Yes you leave the point of the system bonding jumper with both a grounded conductor and an equipment grounding conductor. Just like you would do with a system with a neutral conductor. The current carrying grounded conductor is just that a grounded conductor. The equipment grounding conductor is bonded to the grounded conductor at the system bonding jumper but from that point on is not intended to carry current except for abnormal conditions.
Bond that grounded conductor somewhere downstream you have the same violation and similar safety issues as bonding a grounded neutral conductor in a similar situation.
Are you going to ground a phase? If not then you must have ground fault detection and indication equipment. Either way you run a 4th conductor as an equipment grounding conductor to bring all non current carrying metallic components to the same potential.
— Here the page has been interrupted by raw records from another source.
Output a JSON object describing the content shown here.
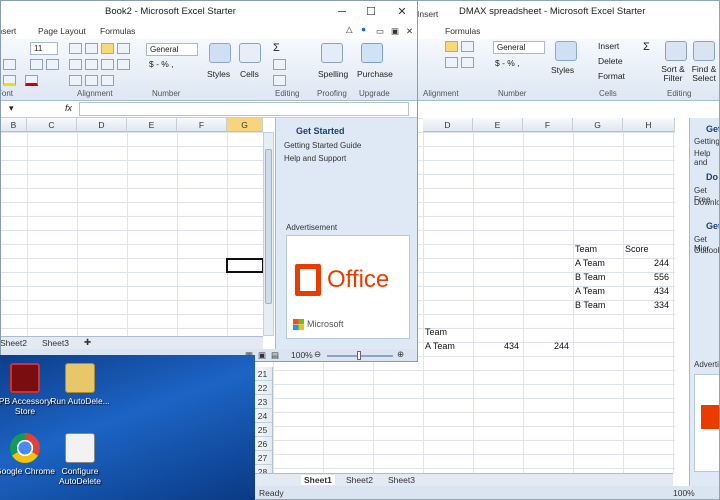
{
  "desktop": {
    "icons": [
      {
        "label": "PB Accessory Store",
        "name": "pb-accessory-store-icon"
      },
      {
        "label": "Run AutoDele...",
        "name": "run-autodelete-icon"
      },
      {
        "label": "Google Chrome",
        "name": "google-chrome-icon"
      },
      {
        "label": "Configure AutoDelete",
        "name": "configure-autodelete-icon"
      }
    ]
  },
  "right_window": {
    "title": "DMAX spreadsheet - Microsoft Excel Starter",
    "tabs": [
      "Insert",
      "Formulas"
    ],
    "ribbon": {
      "number_format": "General",
      "number_symbols": "$ - % ,",
      "styles_label": "Styles",
      "insert_label": "Insert",
      "delete_label": "Delete",
      "format_label": "Format",
      "sum_symbol": "Σ",
      "sort_label": "Sort & Filter",
      "find_label": "Find & Select",
      "groups": [
        "Alignment",
        "Number",
        "Cells",
        "Editing"
      ]
    },
    "columns": [
      "D",
      "E",
      "F",
      "G",
      "H"
    ],
    "table": {
      "header": [
        "Team",
        "Score"
      ],
      "rows": [
        [
          "A Team",
          "244"
        ],
        [
          "B Team",
          "556"
        ],
        [
          "A Team",
          "434"
        ],
        [
          "B Team",
          "334"
        ]
      ]
    },
    "extra": {
      "team_header": "Team",
      "row_team": "A Team",
      "v1": "434",
      "v2": "244"
    },
    "rows_visible": [
      "21",
      "22",
      "23",
      "24",
      "25",
      "26",
      "27",
      "28"
    ],
    "sheets": [
      "Sheet1",
      "Sheet2",
      "Sheet3"
    ],
    "status": "Ready",
    "zoom": "100%",
    "pane": {
      "items": [
        "Get",
        "Getting",
        "Help and",
        "Do",
        "Get Free",
        "Downloa",
        "Get",
        "Get Micr",
        "Outlook"
      ],
      "advert": "Advertise"
    }
  },
  "left_window": {
    "title": "Book2 - Microsoft Excel Starter",
    "tabs": [
      "Insert",
      "Page Layout",
      "Formulas"
    ],
    "font_size": "11",
    "number_format": "General",
    "number_symbols": "$ - % ,",
    "groups": [
      "Font",
      "Alignment",
      "Number",
      "Editing",
      "Proofing",
      "Upgrade"
    ],
    "buttons": {
      "styles": "Styles",
      "cells": "Cells",
      "spelling": "Spelling",
      "purchase": "Purchase",
      "sum": "Σ"
    },
    "name_box_arrow": "▾",
    "fx": "fx",
    "columns": [
      "B",
      "C",
      "D",
      "E",
      "F",
      "G"
    ],
    "sheets": [
      "Sheet2",
      "Sheet3"
    ],
    "zoom": "100%",
    "pane": {
      "title": "Get Started",
      "links": [
        "Getting Started Guide",
        "Help and Support"
      ],
      "advert_label": "Advertisement",
      "office_text": "Office",
      "microsoft_text": "Microsoft"
    }
  },
  "colors": {
    "accent": "#f0c24b",
    "office_orange": "#eb3c00",
    "pane_bg": "#dfe9f6"
  }
}
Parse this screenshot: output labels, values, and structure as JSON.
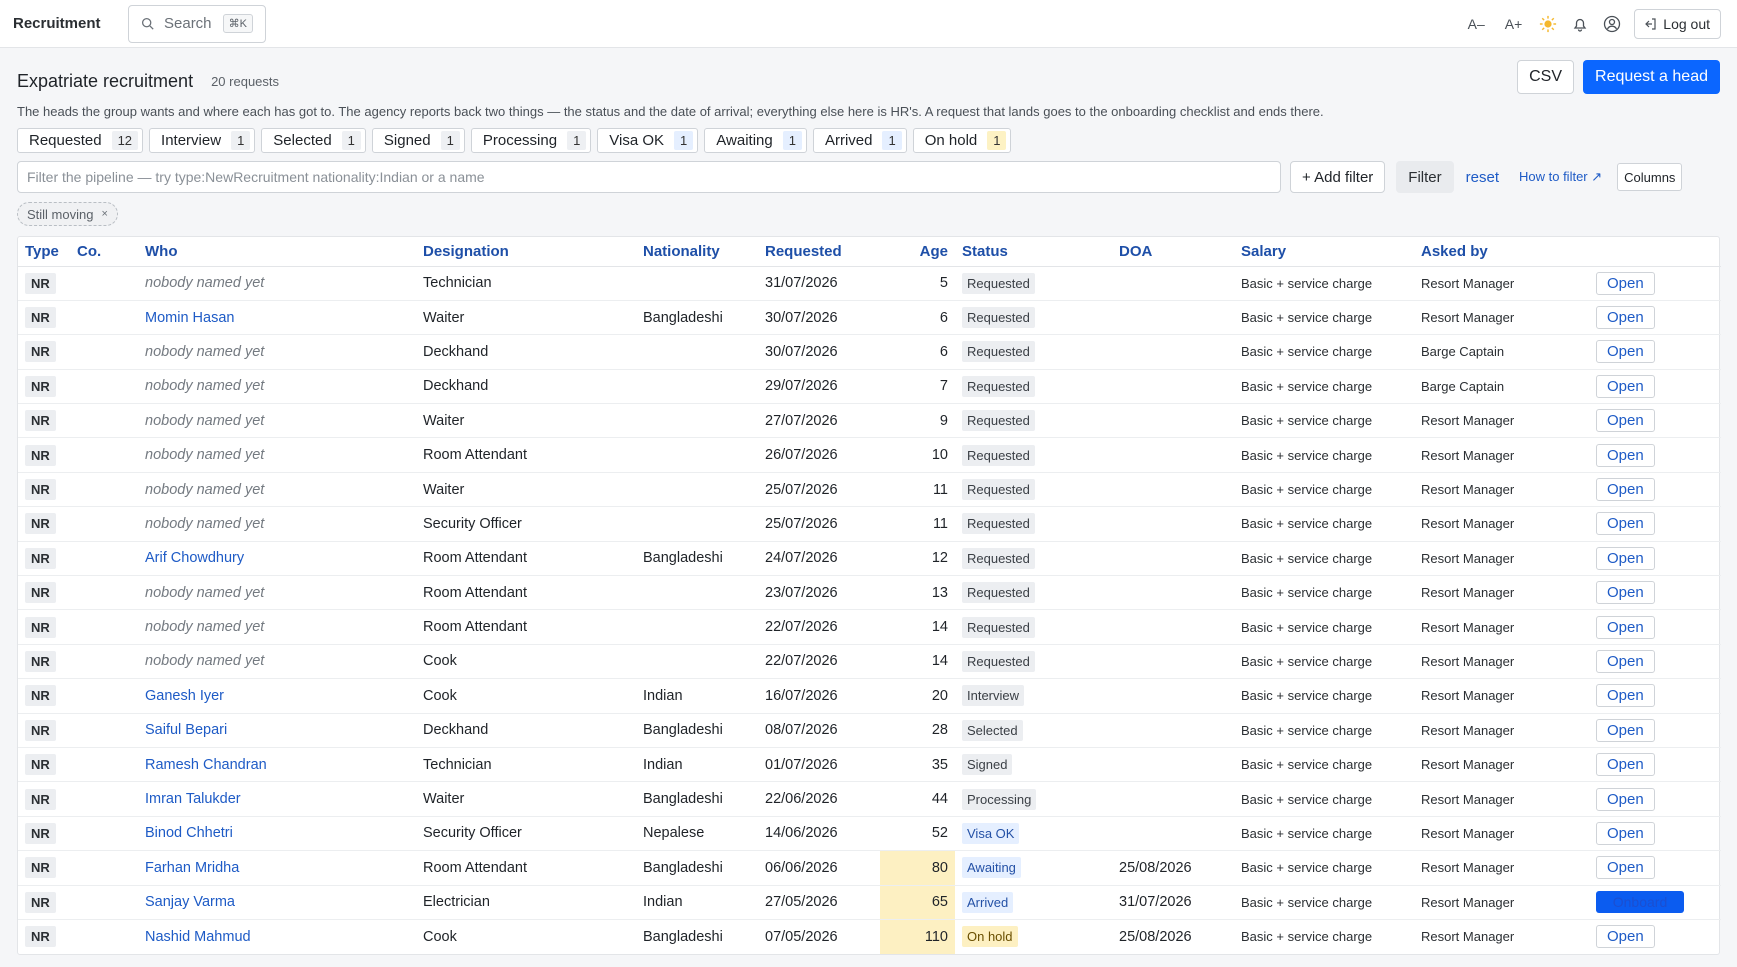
{
  "app": {
    "title": "Recruitment"
  },
  "search": {
    "label": "Search",
    "shortcut": "⌘K"
  },
  "topbar": {
    "text_smaller": "A–",
    "text_larger": "A+",
    "logout_label": "Log out"
  },
  "header": {
    "title": "Expatriate recruitment",
    "count": "20 requests",
    "csv_label": "CSV",
    "request_label": "Request a head",
    "description": "The heads the group wants and where each has got to. The agency reports back two things — the status and the date of arrival; everything else here is HR's. A request that lands goes to the onboarding checklist and ends there."
  },
  "stages": [
    {
      "label": "Requested",
      "count": "12",
      "tone": "grey"
    },
    {
      "label": "Interview",
      "count": "1",
      "tone": "grey"
    },
    {
      "label": "Selected",
      "count": "1",
      "tone": "grey"
    },
    {
      "label": "Signed",
      "count": "1",
      "tone": "grey"
    },
    {
      "label": "Processing",
      "count": "1",
      "tone": "grey"
    },
    {
      "label": "Visa OK",
      "count": "1",
      "tone": "blue"
    },
    {
      "label": "Awaiting",
      "count": "1",
      "tone": "blue"
    },
    {
      "label": "Arrived",
      "count": "1",
      "tone": "blue"
    },
    {
      "label": "On hold",
      "count": "1",
      "tone": "yellow"
    }
  ],
  "filter": {
    "placeholder": "Filter the pipeline — try type:NewRecruitment nationality:Indian or a name",
    "add_filter_label": "+ Add filter",
    "filter_label": "Filter",
    "reset_label": "reset",
    "how_label": "How to filter ↗",
    "columns_label": "Columns",
    "active_tag": "Still moving",
    "tag_remove": "×"
  },
  "table": {
    "headers": [
      "Type",
      "Co.",
      "Who",
      "Designation",
      "Nationality",
      "Requested",
      "Age",
      "Status",
      "DOA",
      "Salary",
      "Asked by",
      ""
    ],
    "open_label": "Open",
    "onboard_label": "Onboard",
    "rows": [
      {
        "type": "NR",
        "co": "",
        "who": "nobody named yet",
        "named": false,
        "designation": "Technician",
        "nationality": "",
        "requested": "31/07/2026",
        "age": "5",
        "hot": false,
        "status": "Requested",
        "tone": "grey",
        "doa": "",
        "salary": "Basic + service charge",
        "asked_by": "Resort Manager",
        "action": "open"
      },
      {
        "type": "NR",
        "co": "",
        "who": "Momin Hasan",
        "named": true,
        "designation": "Waiter",
        "nationality": "Bangladeshi",
        "requested": "30/07/2026",
        "age": "6",
        "hot": false,
        "status": "Requested",
        "tone": "grey",
        "doa": "",
        "salary": "Basic + service charge",
        "asked_by": "Resort Manager",
        "action": "open"
      },
      {
        "type": "NR",
        "co": "",
        "who": "nobody named yet",
        "named": false,
        "designation": "Deckhand",
        "nationality": "",
        "requested": "30/07/2026",
        "age": "6",
        "hot": false,
        "status": "Requested",
        "tone": "grey",
        "doa": "",
        "salary": "Basic + service charge",
        "asked_by": "Barge Captain",
        "action": "open"
      },
      {
        "type": "NR",
        "co": "",
        "who": "nobody named yet",
        "named": false,
        "designation": "Deckhand",
        "nationality": "",
        "requested": "29/07/2026",
        "age": "7",
        "hot": false,
        "status": "Requested",
        "tone": "grey",
        "doa": "",
        "salary": "Basic + service charge",
        "asked_by": "Barge Captain",
        "action": "open"
      },
      {
        "type": "NR",
        "co": "",
        "who": "nobody named yet",
        "named": false,
        "designation": "Waiter",
        "nationality": "",
        "requested": "27/07/2026",
        "age": "9",
        "hot": false,
        "status": "Requested",
        "tone": "grey",
        "doa": "",
        "salary": "Basic + service charge",
        "asked_by": "Resort Manager",
        "action": "open"
      },
      {
        "type": "NR",
        "co": "",
        "who": "nobody named yet",
        "named": false,
        "designation": "Room Attendant",
        "nationality": "",
        "requested": "26/07/2026",
        "age": "10",
        "hot": false,
        "status": "Requested",
        "tone": "grey",
        "doa": "",
        "salary": "Basic + service charge",
        "asked_by": "Resort Manager",
        "action": "open"
      },
      {
        "type": "NR",
        "co": "",
        "who": "nobody named yet",
        "named": false,
        "designation": "Waiter",
        "nationality": "",
        "requested": "25/07/2026",
        "age": "11",
        "hot": false,
        "status": "Requested",
        "tone": "grey",
        "doa": "",
        "salary": "Basic + service charge",
        "asked_by": "Resort Manager",
        "action": "open"
      },
      {
        "type": "NR",
        "co": "",
        "who": "nobody named yet",
        "named": false,
        "designation": "Security Officer",
        "nationality": "",
        "requested": "25/07/2026",
        "age": "11",
        "hot": false,
        "status": "Requested",
        "tone": "grey",
        "doa": "",
        "salary": "Basic + service charge",
        "asked_by": "Resort Manager",
        "action": "open"
      },
      {
        "type": "NR",
        "co": "",
        "who": "Arif Chowdhury",
        "named": true,
        "designation": "Room Attendant",
        "nationality": "Bangladeshi",
        "requested": "24/07/2026",
        "age": "12",
        "hot": false,
        "status": "Requested",
        "tone": "grey",
        "doa": "",
        "salary": "Basic + service charge",
        "asked_by": "Resort Manager",
        "action": "open"
      },
      {
        "type": "NR",
        "co": "",
        "who": "nobody named yet",
        "named": false,
        "designation": "Room Attendant",
        "nationality": "",
        "requested": "23/07/2026",
        "age": "13",
        "hot": false,
        "status": "Requested",
        "tone": "grey",
        "doa": "",
        "salary": "Basic + service charge",
        "asked_by": "Resort Manager",
        "action": "open"
      },
      {
        "type": "NR",
        "co": "",
        "who": "nobody named yet",
        "named": false,
        "designation": "Room Attendant",
        "nationality": "",
        "requested": "22/07/2026",
        "age": "14",
        "hot": false,
        "status": "Requested",
        "tone": "grey",
        "doa": "",
        "salary": "Basic + service charge",
        "asked_by": "Resort Manager",
        "action": "open"
      },
      {
        "type": "NR",
        "co": "",
        "who": "nobody named yet",
        "named": false,
        "designation": "Cook",
        "nationality": "",
        "requested": "22/07/2026",
        "age": "14",
        "hot": false,
        "status": "Requested",
        "tone": "grey",
        "doa": "",
        "salary": "Basic + service charge",
        "asked_by": "Resort Manager",
        "action": "open"
      },
      {
        "type": "NR",
        "co": "",
        "who": "Ganesh Iyer",
        "named": true,
        "designation": "Cook",
        "nationality": "Indian",
        "requested": "16/07/2026",
        "age": "20",
        "hot": false,
        "status": "Interview",
        "tone": "grey",
        "doa": "",
        "salary": "Basic + service charge",
        "asked_by": "Resort Manager",
        "action": "open"
      },
      {
        "type": "NR",
        "co": "",
        "who": "Saiful Bepari",
        "named": true,
        "designation": "Deckhand",
        "nationality": "Bangladeshi",
        "requested": "08/07/2026",
        "age": "28",
        "hot": false,
        "status": "Selected",
        "tone": "grey",
        "doa": "",
        "salary": "Basic + service charge",
        "asked_by": "Resort Manager",
        "action": "open"
      },
      {
        "type": "NR",
        "co": "",
        "who": "Ramesh Chandran",
        "named": true,
        "designation": "Technician",
        "nationality": "Indian",
        "requested": "01/07/2026",
        "age": "35",
        "hot": false,
        "status": "Signed",
        "tone": "grey",
        "doa": "",
        "salary": "Basic + service charge",
        "asked_by": "Resort Manager",
        "action": "open"
      },
      {
        "type": "NR",
        "co": "",
        "who": "Imran Talukder",
        "named": true,
        "designation": "Waiter",
        "nationality": "Bangladeshi",
        "requested": "22/06/2026",
        "age": "44",
        "hot": false,
        "status": "Processing",
        "tone": "grey",
        "doa": "",
        "salary": "Basic + service charge",
        "asked_by": "Resort Manager",
        "action": "open"
      },
      {
        "type": "NR",
        "co": "",
        "who": "Binod Chhetri",
        "named": true,
        "designation": "Security Officer",
        "nationality": "Nepalese",
        "requested": "14/06/2026",
        "age": "52",
        "hot": false,
        "status": "Visa OK",
        "tone": "blue",
        "doa": "",
        "salary": "Basic + service charge",
        "asked_by": "Resort Manager",
        "action": "open"
      },
      {
        "type": "NR",
        "co": "",
        "who": "Farhan Mridha",
        "named": true,
        "designation": "Room Attendant",
        "nationality": "Bangladeshi",
        "requested": "06/06/2026",
        "age": "80",
        "hot": true,
        "status": "Awaiting",
        "tone": "blue",
        "doa": "25/08/2026",
        "salary": "Basic + service charge",
        "asked_by": "Resort Manager",
        "action": "open"
      },
      {
        "type": "NR",
        "co": "",
        "who": "Sanjay Varma",
        "named": true,
        "designation": "Electrician",
        "nationality": "Indian",
        "requested": "27/05/2026",
        "age": "65",
        "hot": true,
        "status": "Arrived",
        "tone": "blue",
        "doa": "31/07/2026",
        "salary": "Basic + service charge",
        "asked_by": "Resort Manager",
        "action": "onboard"
      },
      {
        "type": "NR",
        "co": "",
        "who": "Nashid Mahmud",
        "named": true,
        "designation": "Cook",
        "nationality": "Bangladeshi",
        "requested": "07/05/2026",
        "age": "110",
        "hot": true,
        "status": "On hold",
        "tone": "yellow",
        "doa": "25/08/2026",
        "salary": "Basic + service charge",
        "asked_by": "Resort Manager",
        "action": "open"
      }
    ]
  }
}
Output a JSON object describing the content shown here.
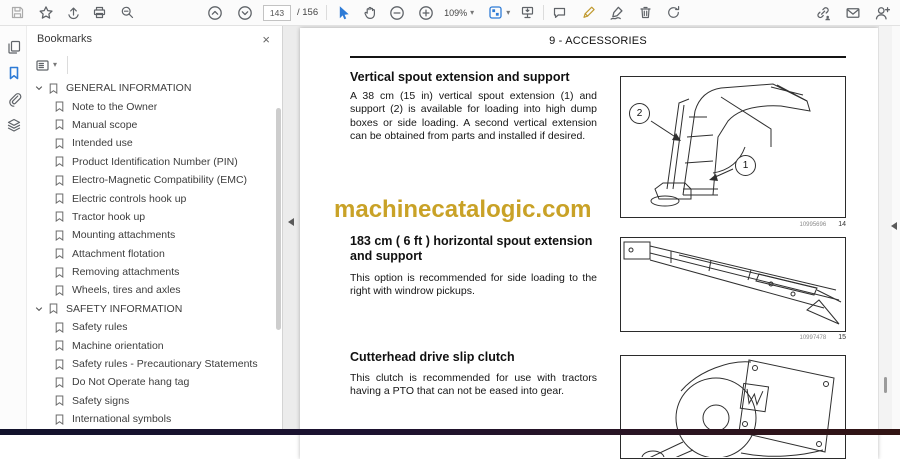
{
  "colors": {
    "accent_blue": "#2e7bd6",
    "watermark_gold": "#c9a227",
    "highlighter_gold": "#c09a30"
  },
  "icons": {
    "caret_down": "▾",
    "close": "×"
  },
  "toolbar": {
    "page_current": "143",
    "page_total": "/ 156",
    "zoom_level": "109%"
  },
  "bookmarks_panel": {
    "title": "Bookmarks",
    "sections": [
      {
        "label": "GENERAL INFORMATION",
        "children": [
          "Note to the Owner",
          "Manual scope",
          "Intended use",
          "Product Identification Number (PIN)",
          "Electro-Magnetic Compatibility (EMC)",
          "Electric controls hook up",
          "Tractor hook up",
          "Mounting attachments",
          "Attachment flotation",
          "Removing attachments",
          "Wheels, tires and axles"
        ]
      },
      {
        "label": "SAFETY INFORMATION",
        "children": [
          "Safety rules",
          "Machine orientation",
          "Safety rules - Precautionary Statements",
          "Do Not Operate hang tag",
          "Safety signs",
          "International symbols"
        ]
      }
    ]
  },
  "document": {
    "page_header": "9 - ACCESSORIES",
    "watermark": "machinecatalogic.com",
    "sections": [
      {
        "heading": "Vertical spout extension and support",
        "body": "A 38 cm (15 in) vertical spout extension (1) and support (2) is available for loading into high dump boxes or side loading. A second vertical extension can be obtained from parts and installed if desired.",
        "figure": {
          "photo_id": "10995696",
          "number": "14",
          "callout_top": "2",
          "callout_bottom": "1"
        }
      },
      {
        "heading": "183 cm ( 6 ft ) horizontal spout extension and support",
        "body": "This option is recommended for side loading to the right with windrow pickups.",
        "figure": {
          "photo_id": "10997478",
          "number": "15"
        }
      },
      {
        "heading": "Cutterhead drive slip clutch",
        "body": "This clutch is recommended for use with tractors having a PTO that can not be eased into gear.",
        "figure": {}
      }
    ]
  }
}
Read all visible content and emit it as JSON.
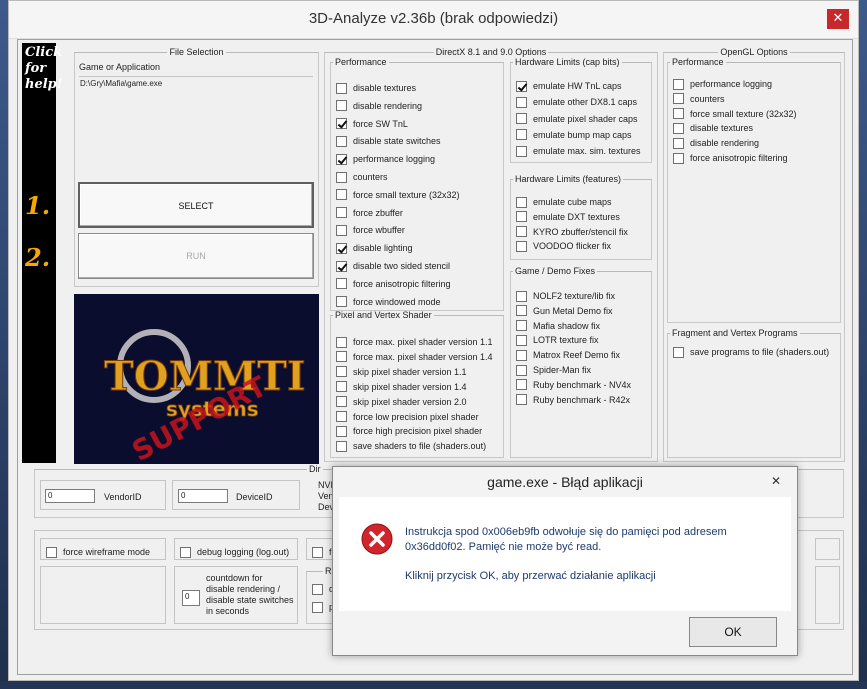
{
  "window": {
    "title": "3D-Analyze v2.36b (brak odpowiedzi)",
    "close_glyph": "✕"
  },
  "sidebar": {
    "help_lines": [
      "Click",
      "for",
      "help!"
    ],
    "step1": "1.",
    "step2": "2."
  },
  "file_selection": {
    "legend": "File Selection",
    "label": "Game or Application",
    "path": "D:\\Gry\\Mafia\\game.exe",
    "select_label": "SELECT",
    "run_label": "RUN"
  },
  "logo": {
    "main_text": "TOMMTI",
    "sub_text": "systems",
    "stamp_text": "SUPPORT",
    "colors": {
      "gold": "#e0a020",
      "red": "#c8121c",
      "bg": "#0b0d2e"
    }
  },
  "directx": {
    "legend": "DirectX 8.1 and 9.0 Options",
    "performance": {
      "legend": "Performance",
      "items": [
        {
          "label": "disable textures",
          "checked": false
        },
        {
          "label": "disable rendering",
          "checked": false
        },
        {
          "label": "force SW TnL",
          "checked": true
        },
        {
          "label": "disable state switches",
          "checked": false
        },
        {
          "label": "performance logging",
          "checked": true
        },
        {
          "label": "counters",
          "checked": false
        },
        {
          "label": "force small texture (32x32)",
          "checked": false
        },
        {
          "label": "force zbuffer",
          "checked": false
        },
        {
          "label": "force wbuffer",
          "checked": false
        },
        {
          "label": "disable lighting",
          "checked": true
        },
        {
          "label": "disable two sided stencil",
          "checked": true
        },
        {
          "label": "force anisotropic filtering",
          "checked": false
        },
        {
          "label": "force windowed mode",
          "checked": false
        }
      ]
    },
    "shader": {
      "legend": "Pixel and Vertex Shader",
      "items": [
        {
          "label": "force max. pixel shader version 1.1",
          "checked": false
        },
        {
          "label": "force max. pixel shader version 1.4",
          "checked": false
        },
        {
          "label": "skip pixel shader version 1.1",
          "checked": false
        },
        {
          "label": "skip pixel shader version 1.4",
          "checked": false
        },
        {
          "label": "skip pixel shader version 2.0",
          "checked": false
        },
        {
          "label": "force low precision pixel shader",
          "checked": false
        },
        {
          "label": "force high precision pixel shader",
          "checked": false
        },
        {
          "label": "save shaders to file (shaders.out)",
          "checked": false
        }
      ]
    },
    "caps": {
      "legend": "Hardware Limits (cap bits)",
      "items": [
        {
          "label": "emulate HW TnL caps",
          "checked": true
        },
        {
          "label": "emulate other DX8.1 caps",
          "checked": false
        },
        {
          "label": "emulate pixel shader caps",
          "checked": false
        },
        {
          "label": "emulate bump map caps",
          "checked": false
        },
        {
          "label": "emulate max. sim. textures",
          "checked": false
        }
      ]
    },
    "features": {
      "legend": "Hardware Limits (features)",
      "items": [
        {
          "label": "emulate cube maps",
          "checked": false
        },
        {
          "label": "emulate DXT textures",
          "checked": false
        },
        {
          "label": "KYRO zbuffer/stencil fix",
          "checked": false
        },
        {
          "label": "VOODOO flicker fix",
          "checked": false
        }
      ]
    },
    "fixes": {
      "legend": "Game / Demo Fixes",
      "items": [
        {
          "label": "NOLF2 texture/lib fix",
          "checked": false
        },
        {
          "label": "Gun Metal Demo fix",
          "checked": false
        },
        {
          "label": "Mafia shadow fix",
          "checked": false
        },
        {
          "label": "LOTR texture fix",
          "checked": false
        },
        {
          "label": "Matrox Reef Demo fix",
          "checked": false
        },
        {
          "label": "Spider-Man fix",
          "checked": false
        },
        {
          "label": "Ruby benchmark - NV4x",
          "checked": false
        },
        {
          "label": "Ruby benchmark - R42x",
          "checked": false
        }
      ]
    }
  },
  "opengl": {
    "legend": "OpenGL Options",
    "performance": {
      "legend": "Performance",
      "items": [
        {
          "label": "performance logging",
          "checked": false
        },
        {
          "label": "counters",
          "checked": false
        },
        {
          "label": "force small texture (32x32)",
          "checked": false
        },
        {
          "label": "disable textures",
          "checked": false
        },
        {
          "label": "disable rendering",
          "checked": false
        },
        {
          "label": "force anisotropic filtering",
          "checked": false
        }
      ]
    },
    "fragment": {
      "legend": "Fragment and Vertex Programs",
      "items": [
        {
          "label": "save programs to file (shaders.out)",
          "checked": false
        }
      ]
    }
  },
  "ids": {
    "legend_partial": "Dir",
    "vendor_value": "0",
    "vendor_label": "VendorID",
    "device_value": "0",
    "device_label": "DeviceID",
    "partial_lines": [
      "NVIDI",
      "Vendo",
      "Devic"
    ]
  },
  "bottom": {
    "wireframe_label": "force wireframe mode",
    "debug_label": "debug logging (log.out)",
    "partial_for": "for",
    "countdown_value": "0",
    "countdown_lines": [
      "countdown for",
      "disable rendering /",
      "disable state switches",
      "in seconds"
    ],
    "partial_r": "R",
    "partial_qua": "qua",
    "partial_per": "per"
  },
  "dialog": {
    "title": "game.exe - Błąd aplikacji",
    "close_glyph": "✕",
    "message_line1": "Instrukcja spod 0x006eb9fb odwołuje się do pamięci pod adresem",
    "message_line2": "0x36dd0f02. Pamięć nie może być read.",
    "message_line3": "Kliknij przycisk OK, aby przerwać działanie aplikacji",
    "ok_label": "OK",
    "icon": "error-icon"
  }
}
Grounding a leg puts that leg at ground potential. All three legs of your secondary are floating free in reference to ground until you ground one of them. POCO does the same thing when they step down to your facility. A wye system or single phase with a center tap usually gets the neutral connected as the grounded conductor, but it could be any conductor. A delta system, we generally call the B phase the one to be grounded, but you can ground any of the three. And you must have a A/B/C designation in the first place before you can demand grounding the B phase. Now in a switchboard or panelboard they may say B phase primarily because it is the center bus, regardless of what you might call it at the source.